Most of the work required for these GPUs was in bringing up the new Nouveau back-end compiler on Maxwell. Special thanks for the compiler work go out to Daniel Almeida at Collabora and Benjamin Lee who has helped out as a community contributor. While I definitely helped out some, they did most of the work to add all the older instruction encodings.
What about Kepler and Fermi?
This is a question we get asked fairly often so it's worth addressing. Kepler is quite similar to Maxwell in a lot of ways. The biggest difference is that it has two different instruction sets, neither of which line up with Maxwell so we need to add compiler support for those. (Older Kepler uses the Fermi instruction set.) Besides that, the driver generally works. It's been tested using the old compiler from the Nouveau GL driver and seems to mostly work, though it's hard to tell at this point what issues are driver issues and what are old compiler bugs.

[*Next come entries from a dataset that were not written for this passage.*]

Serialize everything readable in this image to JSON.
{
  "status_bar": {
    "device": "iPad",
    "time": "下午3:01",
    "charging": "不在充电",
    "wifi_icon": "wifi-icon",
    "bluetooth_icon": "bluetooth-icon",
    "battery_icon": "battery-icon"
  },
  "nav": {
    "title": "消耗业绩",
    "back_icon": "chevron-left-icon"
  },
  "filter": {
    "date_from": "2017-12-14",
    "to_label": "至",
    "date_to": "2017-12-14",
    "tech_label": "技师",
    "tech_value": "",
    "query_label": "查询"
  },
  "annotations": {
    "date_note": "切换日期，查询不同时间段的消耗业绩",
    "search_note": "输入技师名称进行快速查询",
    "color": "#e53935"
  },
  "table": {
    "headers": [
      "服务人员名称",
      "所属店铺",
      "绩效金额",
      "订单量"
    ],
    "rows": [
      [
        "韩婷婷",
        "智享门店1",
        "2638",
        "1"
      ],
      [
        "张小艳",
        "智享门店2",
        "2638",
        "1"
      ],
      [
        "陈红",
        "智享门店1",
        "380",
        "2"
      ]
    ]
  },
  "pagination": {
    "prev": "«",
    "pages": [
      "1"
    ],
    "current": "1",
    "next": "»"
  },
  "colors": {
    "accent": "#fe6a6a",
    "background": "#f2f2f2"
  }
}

The good news is that Kepler enabling work has already begun. We have a community member that's made good progress on the Kepler B compiler, and I (Faith) have a partial branch for Kepler A. While it's still early days and I'm hesitant to promise much, the Kepler enabling work has definitely begun. It will probably be a year or two before NVK is conformant on Kepler but hopefully it will happen eventually. The bad news is that Kepler will never get past Vulkan 1.2 due to hardware limitations. Vulkan 1.3 requires the vulkanMemoryModel
feature which Kepler is incapable of supporting.
Fermi is a bit more of a challenge. For one thing, the copy engine got reworked on Kepler so we would need to write totally new copy engine code for Fermi. This by itself isn't too much of an issue but it is a decent chunk of code to write. The bigger issue is that Fermi is missing support for bindless textures and the entire NVK descriptor architecture is built on bindless textures. Even though we use bound textures in some cases, it's done as an optimization, not something we can rely on. To support Fermi, we would likely need an entirely different descriptor model and that has far-reaching implications throughout the driver.
At this time, it's hard to predict whether Fermi support will happen at all. There are certainly people asking for it from time to time but no one has stepped up to do the work. It's also not clear whether or not it makes sense for Fermi to even live in the same driver, given how invasive the descriptor set changes would have to be.
None of this means that older hardware will stop being supported by Mesa, however. The old Nouveau GL driver will continue to be supported as much as it's ever been.